Pity the pitiable, which means, pity nothing; everything is grand in suffering and joy. To pity another is cruelty, so enjoy it as cruelty, make it a virtue on those terms.
Pity is a weapon. You attempt pity to cure yourself of envy. The evangelist gives the speech: you must be perfect to get to heaven, except that you don’t, you only have to believe weird things. Jesus loves you. You don’t believe me? Alas, I pity you.
Self-pity is like laughing. It feels good. And to insult yourself publicly, to disvalue everything others might praise you for, is a delicious revenge: I don’t want to impress you anymore. Therefore, I will humiliate myself in order to cut you off. Your opinion of me doesn’t matter, because I no longer feel important to you, and thus, you are no longer important to me. To talk everybody out of admiring you, and not with the hypocrisy of humility, which wants to be both praised and envied, but to be truly unconcerned how others think—is a dangerous and wonderful feeling. I no longer have any delusions that I can make you see me as I see myself.
For consider the types of suffering. Physical suffering wants no sympathizers; physical suffering wants only the enders of the suffering. Spiritual suffering, and especially the joy of feeling sorry for oneself, this wants sympathizers, for it gives a sense of nobility. I suffer and you acknowledge and respect it through your pity. Thank you. But for those unimpressed with their suffering, they seek no sympathizers.
Between love of self and fear of others is distrust and skepticism. Skepticism and doubt are joys of independence. Consider Santa Clause. A brilliant tool in our culture. What better way to make the child into a parable of independence? The child learns that authorities disappoint, that it is appropriate to take advantage of naivety, that the hope of naivety—and also hope in general?—is untrustworthy, that culture can be a conspiracy (for did not all adults confirm and perpetuate the Santa story?). Santa, a personified force of moral justice. Santa, God. The theist is ironic on this point, and that explains the irritability and forced innocence that guilts the theists. And the apology the adult makes to the child becomes a blueprint and prescription for deceit in general.

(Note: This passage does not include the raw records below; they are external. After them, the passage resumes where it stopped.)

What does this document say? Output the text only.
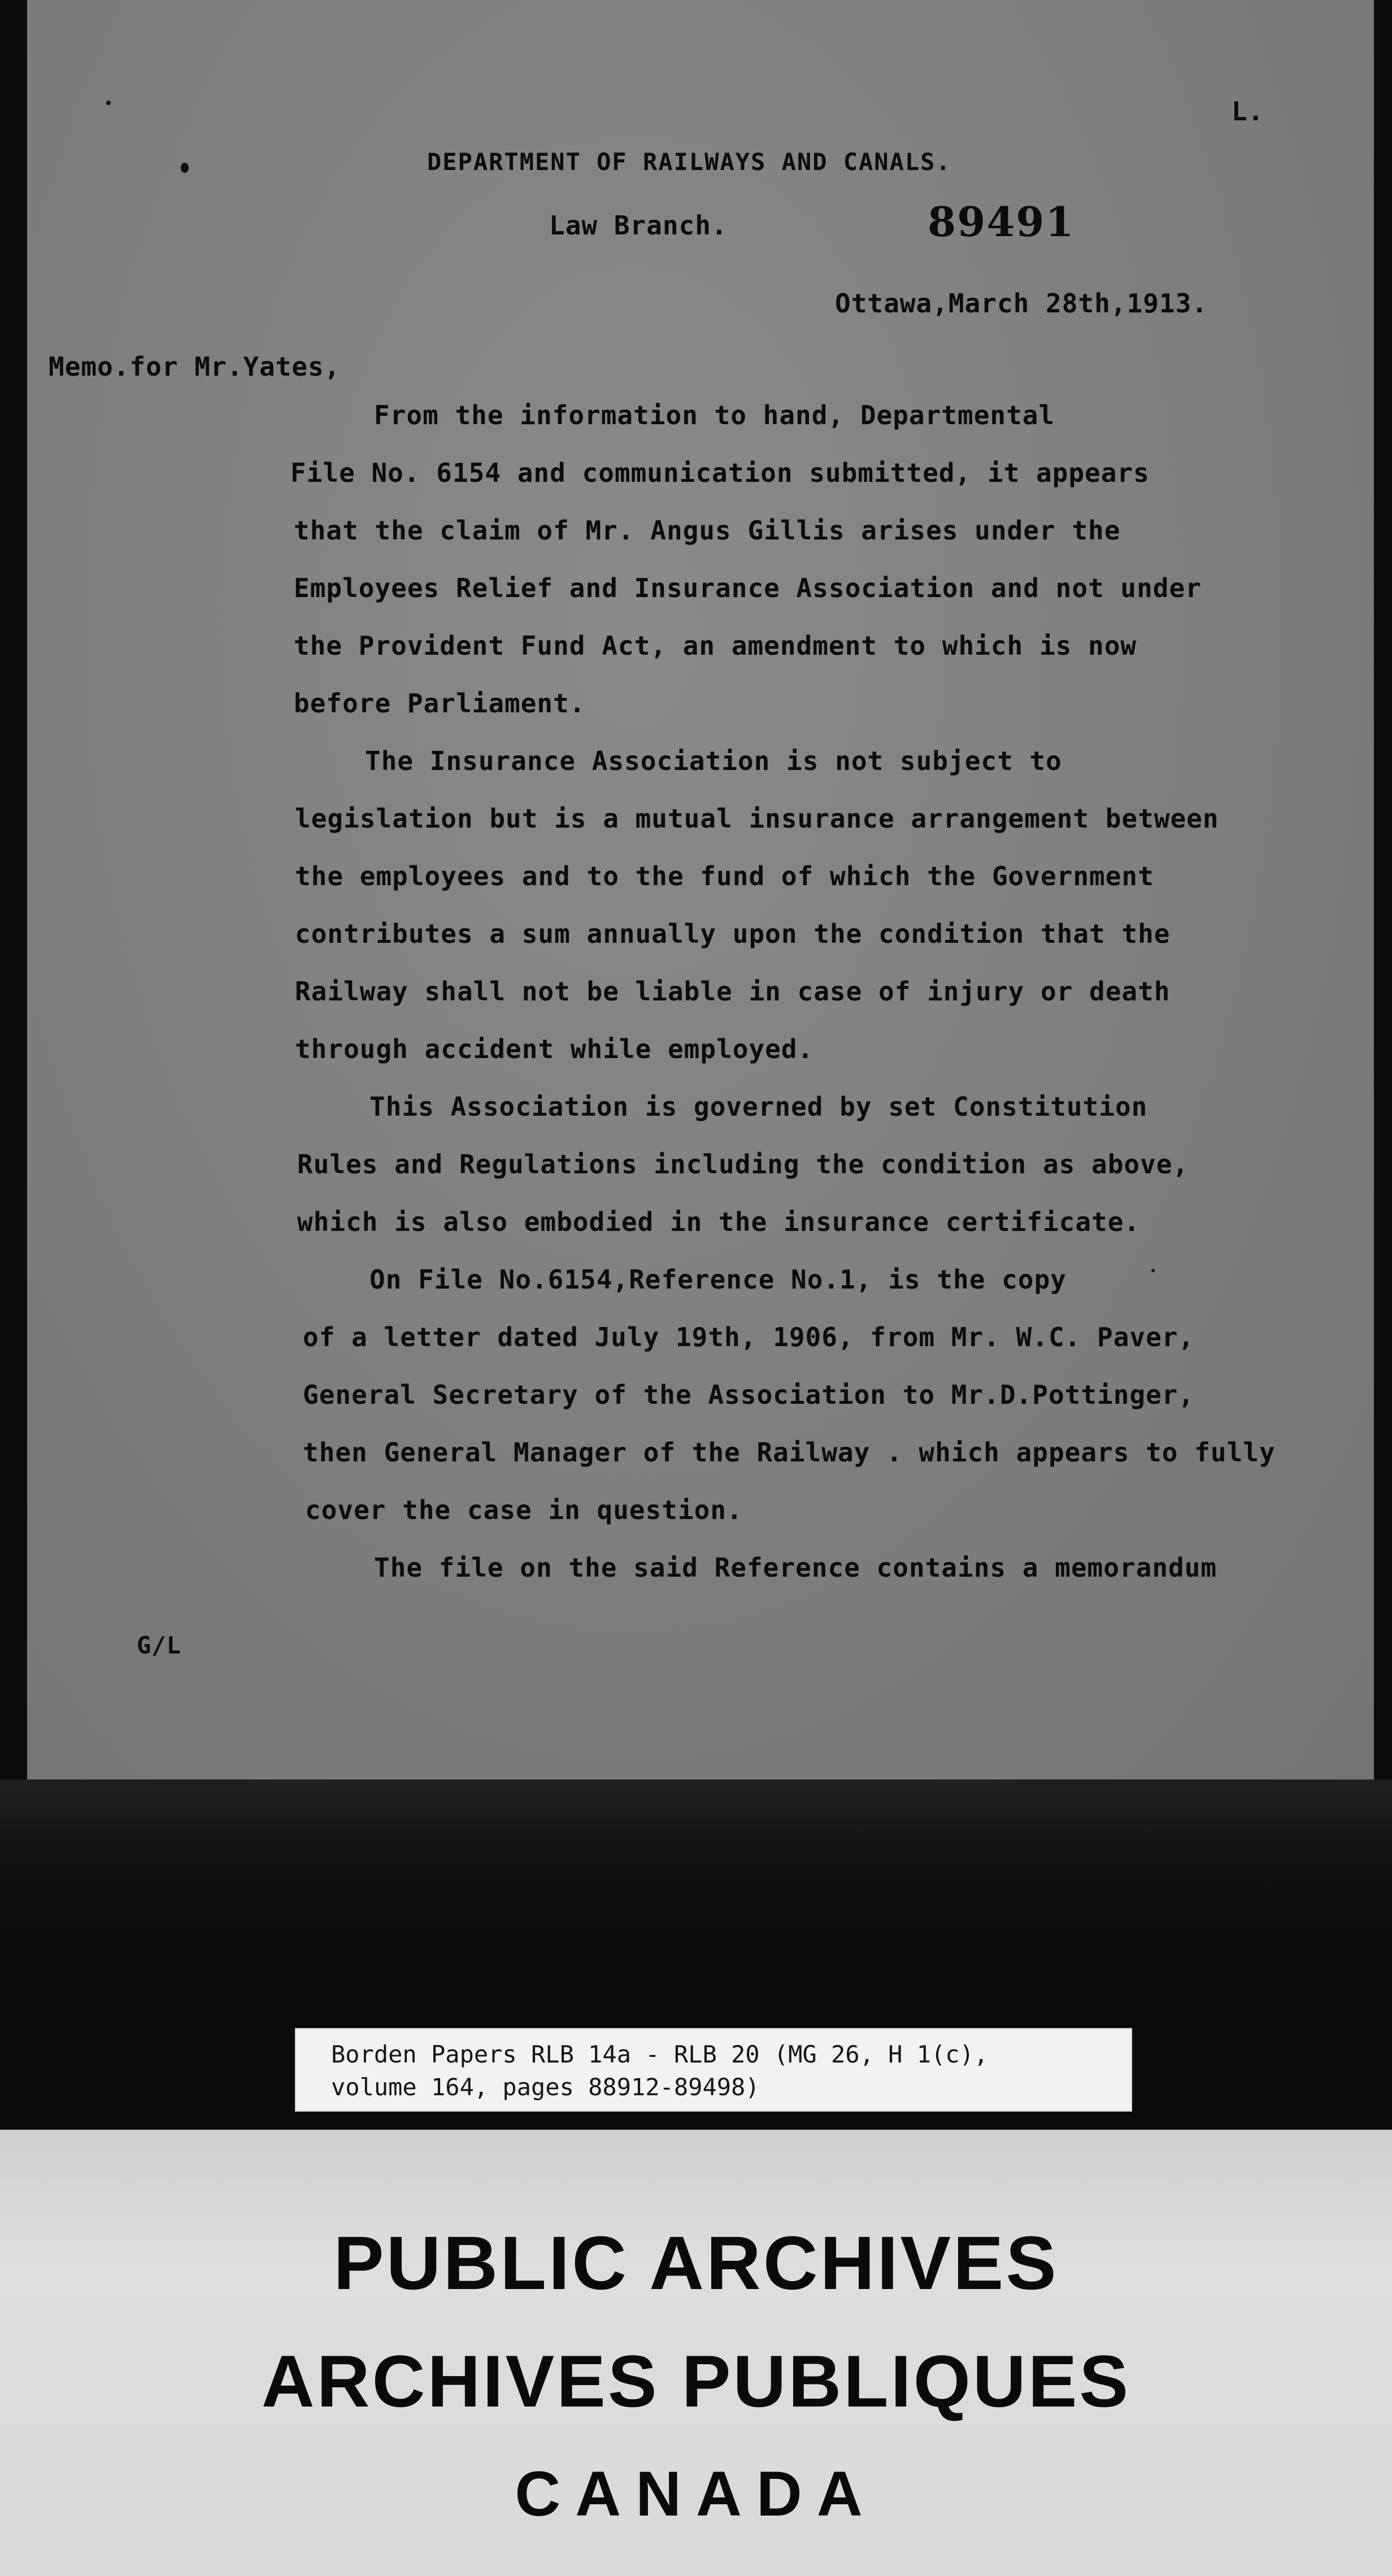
L.
DEPARTMENT OF RAILWAYS AND CANALS.
Law Branch.	89491
Ottawa,March 28th,1913.
Memo.for Mr.Yates,
From the information to hand, Departmental
File No. 6154 and communication submitted, it appears
that the claim of Mr. Angus Gillis arises under the
Employees Relief and Insurance Association and not under
the Provident Fund Act, an amendment to which is now
before Parliament.
The Insurance Association is not subject to
legislation but is a mutual insurance arrangement between
the employees and to the fund of which the Government
contributes a sum annually upon the condition that the
Railway shall not be liable in case of injury or death
through accident while employed.
This Association is governed by set Constitution
Rules and Regulations including the condition as above,
which is also embodied in the insurance certificate.
On File No.6154,Reference No.1, is the copy
of a letter dated July 19th, 1906, from Mr. W.C. Paver,
General Secretary of the Association to Mr.D.Pottinger,
then General Manager of the Railway . which appears to fully
cover the case in question.
The file on the said Reference contains a memorandum
G/L
Borden Papers RLB 14a - RLB 20 (MG 26, H 1(c),
volume 164, pages 88912-89498)
PUBLIC ARCHIVES
ARCHIVES PUBLIQUES
CANADA
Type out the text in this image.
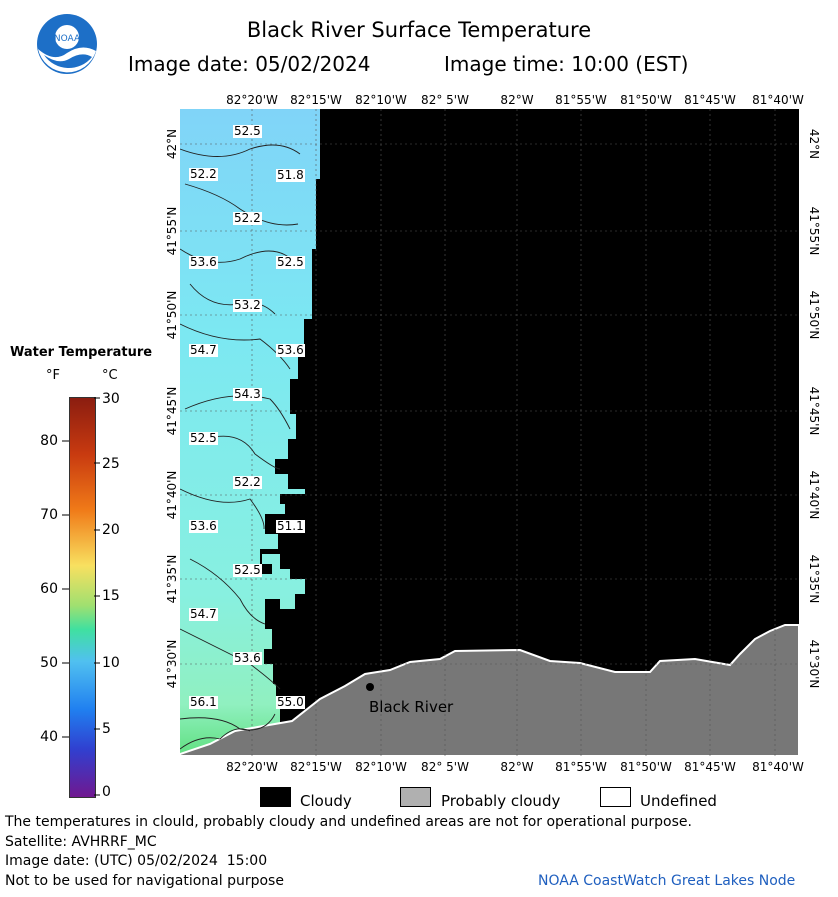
NOAA	Black River Surface Temperature
Image date: 05/02/2024	Image time: 10:00 (EST)
52.5
52.2	51.8
52.2
53.6	52.5
53.2
54.7	53.6
54.3
52.5
52.2
53.6	51.1
52.5
54.7
53.6
56.1	55.0	Black River
82°20'W 82°15'W 82°10'W 82° 5'W	82°W 81°55'W 81°50'W 81°45'W 81°40'W
82°20'W 82°15'W 82°10'W 82° 5'W	82°W 81°55'W 81°50'W 81°45'W 81°40'W
42°N
41°55'N
41°50'N
41°45'N
41°40'N
41°35'N
41°30'N
42°N
41°55'N
41°50'N
41°45'N
41°40'N
41°35'N
41°30'N
Water Temperature
°F	°C
80
70
60
50
40
30
25
20
15
10
5
0	Cloudy	Probably cloudy	Undefined
The temperatures in clould, probably cloudy and undefined areas are not for operational purpose.
Satellite: AVHRRF_MC
Image date: (UTC) 05/02/2024  15:00
Not to be used for navigational purpose	NOAA CoastWatch Great Lakes Node
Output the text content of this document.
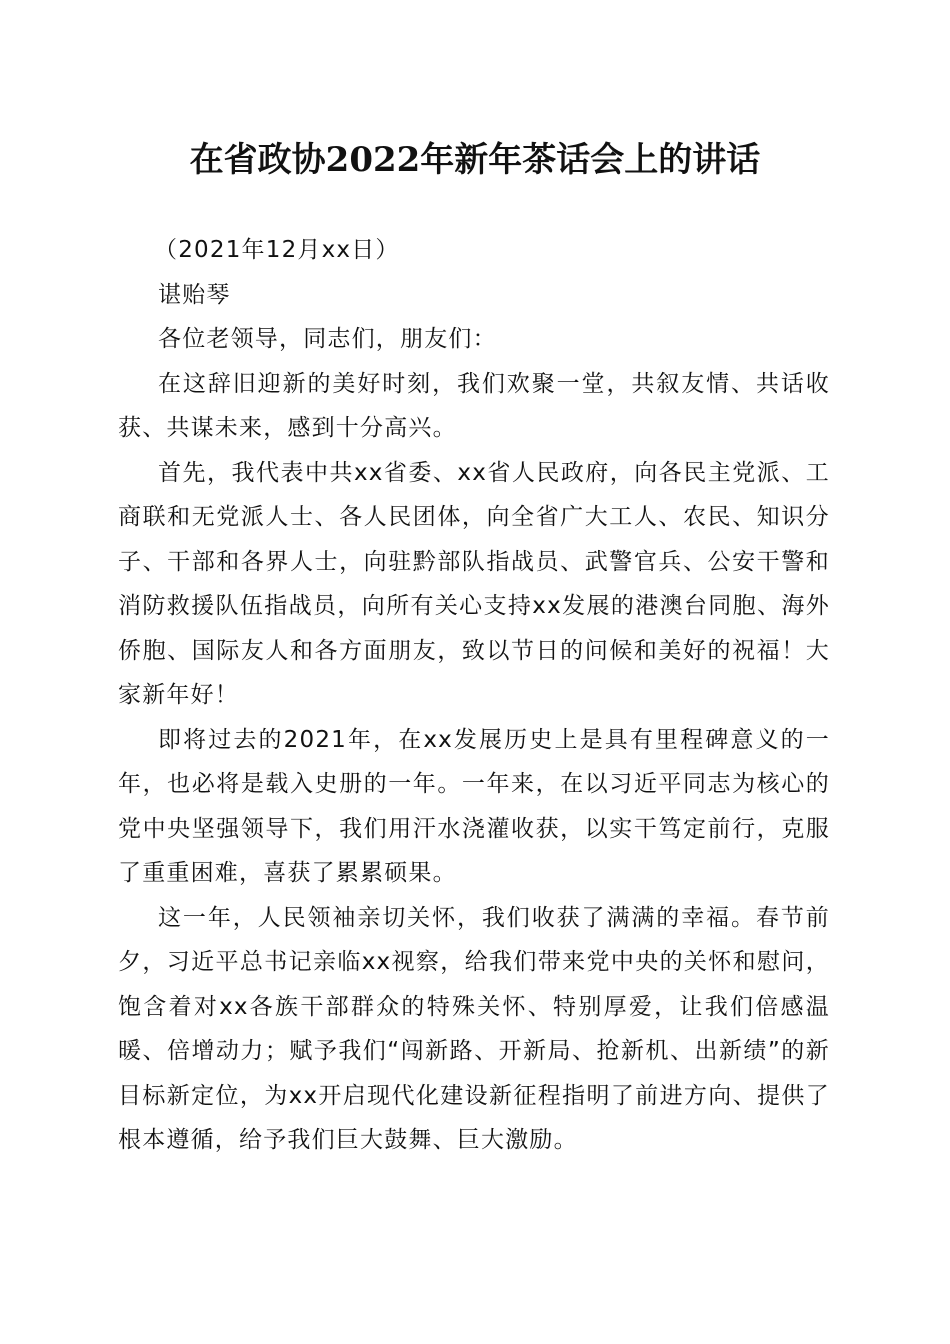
在省政协2022年新年茶话会上的讲话

（2021年12月xx日）

谌贻琴

各位老领导，同志们，朋友们：

在这辞旧迎新的美好时刻，我们欢聚一堂，共叙友情、共话收获、共谋未来，感到十分高兴。

首先，我代表中共xx省委、xx省人民政府，向各民主党派、工商联和无党派人士、各人民团体，向全省广大工人、农民、知识分子、干部和各界人士，向驻黔部队指战员、武警官兵、公安干警和消防救援队伍指战员，向所有关心支持xx发展的港澳台同胞、海外侨胞、国际友人和各方面朋友，致以节日的问候和美好的祝福！大家新年好！

即将过去的2021年，在xx发展历史上是具有里程碑意义的一年，也必将是载入史册的一年。一年来，在以习近平同志为核心的党中央坚强领导下，我们用汗水浇灌收获，以实干笃定前行，克服了重重困难，喜获了累累硕果。

这一年，人民领袖亲切关怀，我们收获了满满的幸福。春节前夕，习近平总书记亲临xx视察，给我们带来党中央的关怀和慰问，饱含着对xx各族干部群众的特殊关怀、特别厚爱，让我们倍感温暖、倍增动力；赋予我们“闯新路、开新局、抢新机、出新绩”的新目标新定位，为xx开启现代化建设新征程指明了前进方向、提供了根本遵循，给予我们巨大鼓舞、巨大激励。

I remember one movie I saw as a child which advocated Santa-saying on the ground that even the cynical honesty of the Santa-denying adult is mistaken, but the adult should believe too, for Santa is real. A disturbing movie for me at the time. But no less troubling was the talk of the “real” meaning of Christmas, which I did not understand, but felt odd to put at odds popularity versus truth, and commercial versus actual. What escaped my child’s mind was that perhaps the secular Christmas was truer then the sacred.
Be skeptical, yes, and yet, excorcize the doubts of others. Exorcise them and their crystallized secrets, by the melting power of naming. “If I were you, I would be thinking…” The secret doubts and tensions freeze the flow of dialogue.
Ah, how I have envied, and as Voltaire envied: I envy great things so that I may admire myself as I strive to achieve them. I heard the great man became great: I envied his acheivement. I heard others openly envy the the great man, I envied the envy he received—if only others envied me that way! I used to work so hard to become a second Nietzsche, a third Emerson, and now that I am great, I can look up to nobody: I envy my own youthful envy. I run across a scrap of paper with a beautiful maxim on it and wish I had written it myself, but then realize I did write it in the middle of the night: I envy myself. I catch a glimpse of the arrogant man on the street, envy him, and realize it is my reflection in a mirror—too much! I envy the envious: they have easy models to look up to. What if I am grandiose and wonderful? I must admire only my budding potential.
Pity is endlessly kissing a fetid wound instead of gutting it out and sewing it up. The entire continent of Africa, we are told to believe, is shaped like a eternal wound, a gory money pit which we must every throw our pity into. A people constantly straving to death but never getting there.
Pity is vampire. Does not the mosquito give of her own substance in return for the drop of blood she needs? In the same way, the pitiers always give, give, give, so that they may freely take the glorious gore of the sufferer.
Courage cures millions, pity cuts more wounds. Words of pity are a rusted razor. The courageous man when he is merely spoken of heals and cures the victim, the sufferer, the terminally ill. The pitiers let the victim whine, but this is not his true voice, and so he acquires the second self of me as victin, rather than me as fighter. Let us not whine, nor complain, nor even straddle an inch into pity, but if the victim whines, beat him even a bit more, to awake his anger and fury. Anger cures more wounds than pity. Guilt, pity, sympathy, all pathetic and destructive. Love the man, and look upon his wounds as trifles and fuel for his greatness. Interpretations when believed become reality, and so believe your interpretations and make them so. If you pity a man, you will make him a healthy and recovered worm. Respect a man, and he will laugh at his pain and wounds and make in turn the world beautiful.